I have a question about XIO2001.

At my customer's system, they are using XIO2001.
In an evaluation test, the deadlock of OS has occured and
they are searching what cause the deadlock.

They are guessing that the deadlock will occur when XIO20001 is in a high loading state.
Because it occurs when increasing the load of PCI card but
decreasing the load of PCI card, the deadlock won't occur.

XIO2001 supports six PCI bus devices but they are only connecting 3 PCI bus devices
and the PCI bus clock is 33MHz.

Is there any information about the same phenomenon?
If there is a factor which can be considered, please let me know.

best regards,
g.f.

  • Hello,

    Are you using external arbiter?

    Deadlock is not quite dependent on the number of devices, you can have only two and have deadlocks.

    Can you provide more details on your set-up and the type of transactions taking place when the issue occurs?

    What is the high-level failure description? system hang-up ? failed transaction? ...

    Regards

  • Hi Elias,

    Thank you for the reply and I'm sorry for the delay.

    Actually, this problem occured at my customer.

    They aren't using external arbiter.

    When the problem occured, the system won't recognize the input of keyboard and
    the monitoring screen stops in the state of drawing.
    It seems that CPU had stopped. And also CPU doesn't receive NMI.

    I don't know this will answer to your question but this is the information as far as I know.

    By the way, the customer are changing the "Pre-Fetch Agent Request Limits Register" of XIO2001
    as following:
    initial value = 0x0443 and changed to 0x0000

    When they changed this register value to 0x0000, it seems that problem isn't occuring.
    The customer have questions about "Pre-Fetch Agent Request Limits Register".
    1.What is this register for and what kind of function is it?

    2.If a setup of this register is changed into a preset value from an initial value,
      how does operation of a bridge change?
     
    best regards,
    g.f.

  • The auto pre-fetch agent is decribed in section 8.3.14 of the datasheet:

    The auto pre-fetch agent is an internal logic module that will generate speculative read requests on behalf of a PCI master to improve upstream memory read performance.

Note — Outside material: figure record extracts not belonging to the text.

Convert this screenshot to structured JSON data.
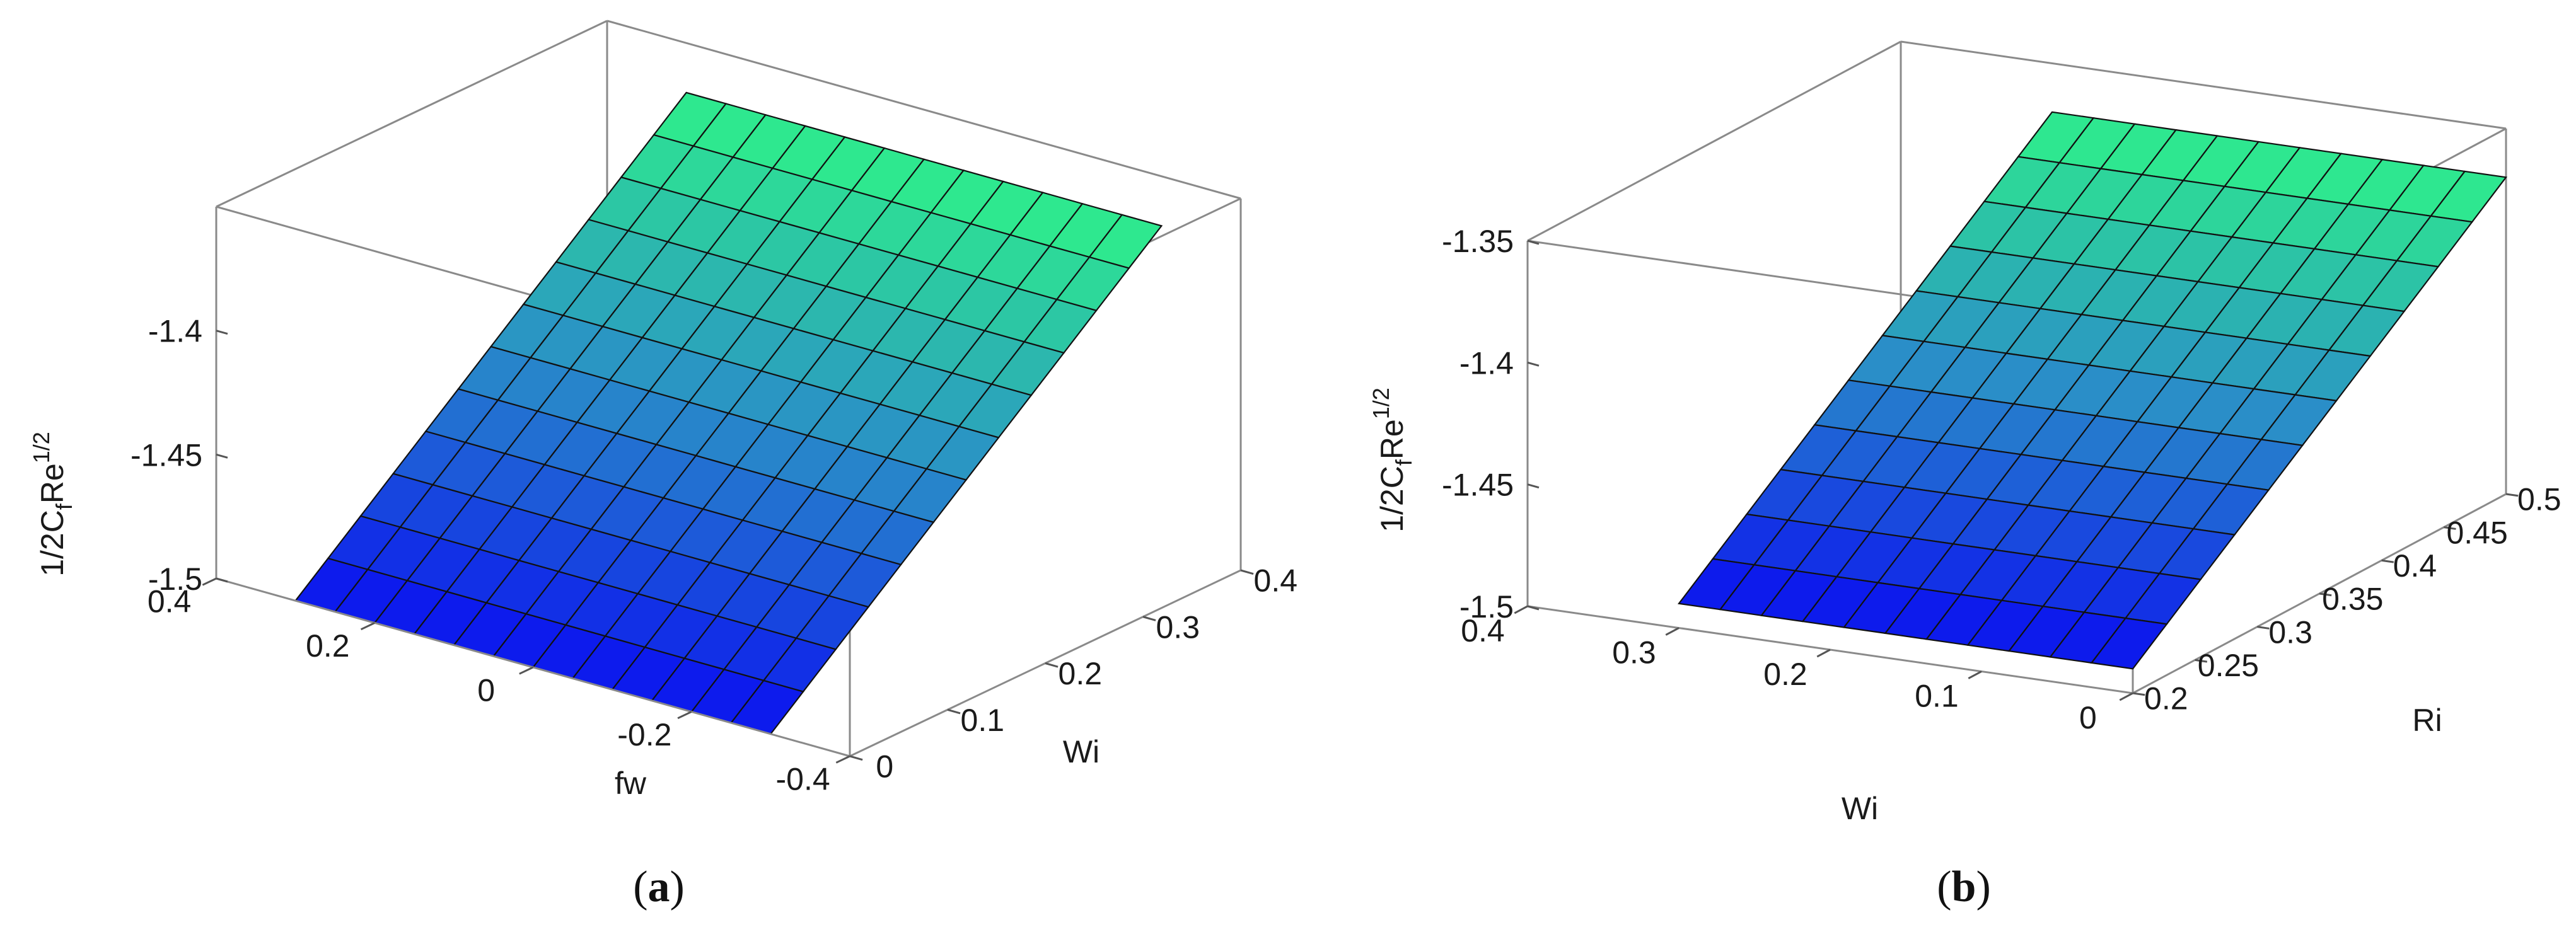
{
  "chart_data": [
    {
      "type": "surface",
      "panel_label": "a",
      "axes": {
        "x": {
          "label": "fw",
          "range": [
            -0.4,
            0.4
          ],
          "ticks": [
            "0.4",
            "0.2",
            "0",
            "-0.2",
            "-0.4"
          ]
        },
        "y": {
          "label": "Wi",
          "range": [
            0,
            0.4
          ],
          "ticks": [
            "0",
            "0.1",
            "0.2",
            "0.3",
            "0.4"
          ]
        },
        "z": {
          "label_main": "1/2C",
          "label_sub": "f",
          "label_mid": "Re",
          "label_sup": "1/2",
          "range": [
            -1.5,
            -1.35
          ],
          "ticks": [
            "-1.5",
            "-1.45",
            "-1.4"
          ]
        }
      },
      "surface": {
        "x_grid": [
          -0.3,
          0.3
        ],
        "y_grid": [
          0,
          0.4
        ],
        "z_at_y_min": -1.5,
        "z_at_y_max": -1.37,
        "grid_divisions": 12
      },
      "colormap": [
        "#0a10f0",
        "#2a8ec8",
        "#2ef08a"
      ]
    },
    {
      "type": "surface",
      "panel_label": "b",
      "axes": {
        "x": {
          "label": "Wi",
          "range": [
            0,
            0.4
          ],
          "ticks": [
            "0.4",
            "0.3",
            "0.2",
            "0.1",
            "0"
          ]
        },
        "y": {
          "label": "Ri",
          "range": [
            0.2,
            0.5
          ],
          "ticks": [
            "0.2",
            "0.25",
            "0.3",
            "0.35",
            "0.4",
            "0.45",
            "0.5"
          ]
        },
        "z": {
          "label_main": "1/2C",
          "label_sub": "f",
          "label_mid": "Re",
          "label_sup": "1/2",
          "range": [
            -1.5,
            -1.35
          ],
          "ticks": [
            "-1.5",
            "-1.45",
            "-1.4",
            "-1.35"
          ]
        }
      },
      "surface": {
        "x_grid": [
          0,
          0.3
        ],
        "y_grid": [
          0.2,
          0.5
        ],
        "z_at_y_min": -1.49,
        "z_at_y_max": -1.37,
        "grid_divisions": 11
      },
      "colormap": [
        "#0a10f0",
        "#2a8ec8",
        "#2ef08a"
      ]
    }
  ]
}
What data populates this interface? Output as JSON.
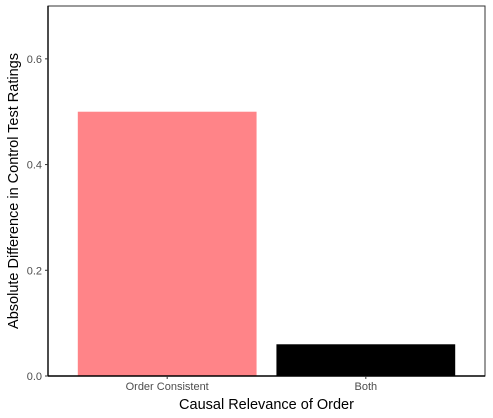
{
  "chart_data": {
    "type": "bar",
    "title": "",
    "xlabel": "Causal Relevance of Order",
    "ylabel": "Absolute Difference in Control Test Ratings",
    "categories": [
      "Order Consistent",
      "Both"
    ],
    "values": [
      0.5,
      0.06
    ],
    "colors": [
      "#ff8488",
      "#000000"
    ],
    "ylim": [
      0,
      0.7
    ],
    "yticks": [
      0.0,
      0.2,
      0.4,
      0.6
    ],
    "ytick_labels": [
      "0.0",
      "0.2",
      "0.4",
      "0.6"
    ],
    "grid": false,
    "legend": "none"
  }
}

    The auto pre-fetch agent will generate a read thread on the PCI-express bus when it receives an upstream prefetchable memory read request on the PCI bus. A read thread is a sequence of one or more read requests with contiguous read addresses. The first read of thread will be started by a master on the PCI bus requesting a read that is forwarded to the root complex by the bridge. Each subsequent read in the thread will be initiated by the auto pre-fetch agent. Each subsequent read will use the address that immediately follows the last address of data in the previous read of the thread. Each read request in the thread will be assigned to an upstream request processor. The pre-fetch agent can issue reads for two threads at one time, alternating between the threads.

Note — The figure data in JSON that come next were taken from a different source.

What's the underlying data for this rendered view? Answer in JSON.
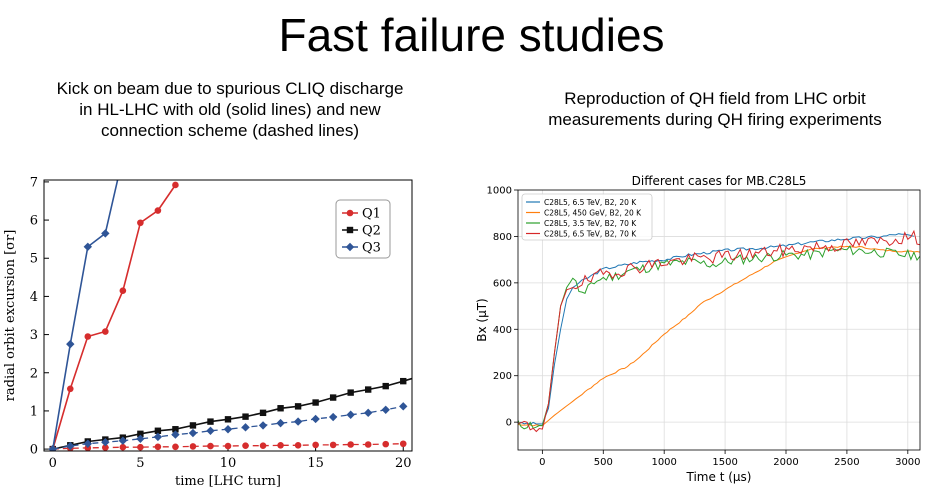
{
  "slide": {
    "title": "Fast failure studies",
    "left_caption": [
      "Kick on beam due to spurious CLIQ discharge",
      "in HL-LHC with old (solid lines) and new",
      "connection scheme (dashed lines)"
    ],
    "right_caption": [
      "Reproduction of QH field from LHC orbit",
      "measurements during QH firing experiments"
    ]
  },
  "chart_data": [
    {
      "type": "line",
      "title": "",
      "xlabel": "time [LHC turn]",
      "ylabel": "radial orbit excursion [σr]",
      "xlim": [
        -0.5,
        20.5
      ],
      "ylim": [
        -0.05,
        7.05
      ],
      "xticks": [
        0,
        5,
        10,
        15,
        20
      ],
      "yticks": [
        0,
        1,
        2,
        3,
        4,
        5,
        6,
        7
      ],
      "legend_position": "top-right",
      "grid": false,
      "series": [
        {
          "name": "Q1",
          "color": "#d62d2d",
          "marker": "circle",
          "style": "solid",
          "x": [
            0,
            1,
            2,
            3,
            4,
            5,
            6,
            7
          ],
          "y": [
            0,
            1.58,
            2.95,
            3.08,
            4.15,
            5.93,
            6.25,
            6.92
          ]
        },
        {
          "name": "Q2",
          "color": "#111111",
          "marker": "square",
          "style": "solid",
          "x": [
            0,
            1,
            2,
            3,
            4,
            5,
            6,
            7,
            8,
            9,
            10,
            11,
            12,
            13,
            14,
            15,
            16,
            17,
            18,
            19,
            20,
            20.5
          ],
          "y": [
            0,
            0.1,
            0.2,
            0.25,
            0.3,
            0.4,
            0.48,
            0.52,
            0.62,
            0.72,
            0.78,
            0.85,
            0.95,
            1.07,
            1.12,
            1.22,
            1.35,
            1.48,
            1.56,
            1.65,
            1.78,
            1.85
          ]
        },
        {
          "name": "Q3",
          "color": "#2f5597",
          "marker": "diamond",
          "style": "solid",
          "x": [
            0,
            1,
            2,
            3,
            3.7
          ],
          "y": [
            0,
            2.75,
            5.3,
            5.65,
            7.05
          ]
        },
        {
          "name": "",
          "color": "#d62d2d",
          "marker": "circle",
          "style": "dashed",
          "x": [
            0,
            1,
            2,
            3,
            4,
            5,
            6,
            7,
            8,
            9,
            10,
            11,
            12,
            13,
            14,
            15,
            16,
            17,
            18,
            19,
            20
          ],
          "y": [
            0,
            0.02,
            0.03,
            0.04,
            0.05,
            0.05,
            0.06,
            0.06,
            0.07,
            0.08,
            0.08,
            0.09,
            0.09,
            0.1,
            0.1,
            0.11,
            0.11,
            0.12,
            0.12,
            0.13,
            0.14
          ]
        },
        {
          "name": "",
          "color": "#2f5597",
          "marker": "diamond",
          "style": "dashed",
          "x": [
            0,
            1,
            2,
            3,
            4,
            5,
            6,
            7,
            8,
            9,
            10,
            11,
            12,
            13,
            14,
            15,
            16,
            17,
            18,
            19,
            20
          ],
          "y": [
            0,
            0.08,
            0.14,
            0.18,
            0.22,
            0.27,
            0.32,
            0.38,
            0.42,
            0.48,
            0.52,
            0.57,
            0.62,
            0.68,
            0.72,
            0.79,
            0.84,
            0.9,
            0.95,
            1.03,
            1.12
          ]
        }
      ]
    },
    {
      "type": "line",
      "title": "Different cases for MB.C28L5",
      "xlabel": "Time t (μs)",
      "ylabel": "Bx (μT)",
      "xlim": [
        -200,
        3100
      ],
      "ylim": [
        -120,
        1000
      ],
      "xticks": [
        0,
        500,
        1000,
        1500,
        2000,
        2500,
        3000
      ],
      "yticks": [
        0,
        200,
        400,
        600,
        800,
        1000
      ],
      "legend_position": "top-left",
      "grid": true,
      "series": [
        {
          "name": "C28L5, 6.5 TeV, B2, 20 K",
          "color": "#1f77b4",
          "noise": 6,
          "seed": 3,
          "x": [
            -200,
            0,
            50,
            100,
            150,
            200,
            250,
            300,
            400,
            500,
            600,
            700,
            800,
            1000,
            1200,
            1500,
            1800,
            2000,
            2200,
            2500,
            2800,
            2900,
            3000,
            3050
          ],
          "y": [
            -5,
            -8,
            60,
            250,
            400,
            530,
            580,
            600,
            630,
            660,
            670,
            680,
            690,
            700,
            720,
            740,
            750,
            760,
            775,
            790,
            800,
            810,
            805,
            800
          ]
        },
        {
          "name": "C28L5, 450 GeV, B2, 20 K",
          "color": "#ff7f0e",
          "noise": 3,
          "seed": 7,
          "x": [
            -200,
            0,
            100,
            200,
            300,
            400,
            500,
            600,
            700,
            800,
            900,
            1000,
            1100,
            1200,
            1300,
            1400,
            1500,
            1600,
            1700,
            1800,
            1900,
            2000,
            2100,
            2200,
            2400,
            2600,
            2800,
            3000,
            3100
          ],
          "y": [
            -10,
            -15,
            30,
            70,
            110,
            150,
            190,
            215,
            240,
            280,
            330,
            380,
            420,
            460,
            510,
            540,
            570,
            600,
            630,
            660,
            690,
            710,
            730,
            745,
            755,
            755,
            740,
            735,
            735
          ]
        },
        {
          "name": "C28L5, 3.5 TeV, B2, 70 K",
          "color": "#2ca02c",
          "noise": 22,
          "seed": 11,
          "x": [
            -200,
            0,
            50,
            100,
            150,
            200,
            250,
            300,
            350,
            400,
            500,
            600,
            700,
            800,
            900,
            1000,
            1200,
            1400,
            1600,
            1800,
            2000,
            2200,
            2400,
            2600,
            2800,
            3000,
            3100
          ],
          "y": [
            -10,
            -15,
            80,
            300,
            500,
            580,
            620,
            570,
            540,
            600,
            620,
            630,
            650,
            660,
            670,
            680,
            690,
            680,
            700,
            710,
            720,
            720,
            740,
            740,
            730,
            720,
            720
          ]
        },
        {
          "name": "C28L5, 6.5 TeV, B2, 70 K",
          "color": "#d62728",
          "noise": 28,
          "seed": 19,
          "x": [
            -200,
            0,
            50,
            100,
            150,
            200,
            250,
            300,
            400,
            500,
            600,
            700,
            800,
            900,
            1000,
            1200,
            1400,
            1600,
            1800,
            2000,
            2200,
            2400,
            2600,
            2800,
            2900,
            3000,
            3100
          ],
          "y": [
            -10,
            -30,
            80,
            300,
            500,
            570,
            580,
            600,
            610,
            640,
            650,
            660,
            670,
            680,
            690,
            700,
            710,
            720,
            730,
            740,
            755,
            760,
            770,
            780,
            790,
            800,
            790
          ]
        }
      ]
    }
  ]
}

    Prefetching will amplify a PCI read request into multiple PCI-E read requests. Apparently, the system cannot handle that many requests.

    How exactly do those PCI devices read from main memory? What burst size do they use?

  • Hi Clemens,

    Thank you for the reply.

    I checked the part of datasheet which you told to me.

    I'm sorry but I don't have an imformation about the burst size.
    Is this burst size related to "Pre-Fetch Agent Request Limits Register"?

    best regards,
    g.f.

  • The burst size is the size of PCI reads. Unfortunately, a PCI read request never explicitly specifies its size; the target is supposed to continuously provide data unless the master stops accepting read results.

    PCI-E read requests always require a size (read requests and results are packets with relatively high latency). A PCI/PCI-E bridge has to guess what size to use; this is what the "Pre-Fetch Agent Request Limits Register" is for.

    By default, each PCI read request will result in the bridge requesting four packets with 512 bytes each. This is fine if the PCI device reads data in large bursts (which are required for high-performance devices anyway), but if the PCI device uses many small reads, all those prefetch packets might be too much.


    What kind of PCI device are you using? What kind of data does it read from main memory, and how fast?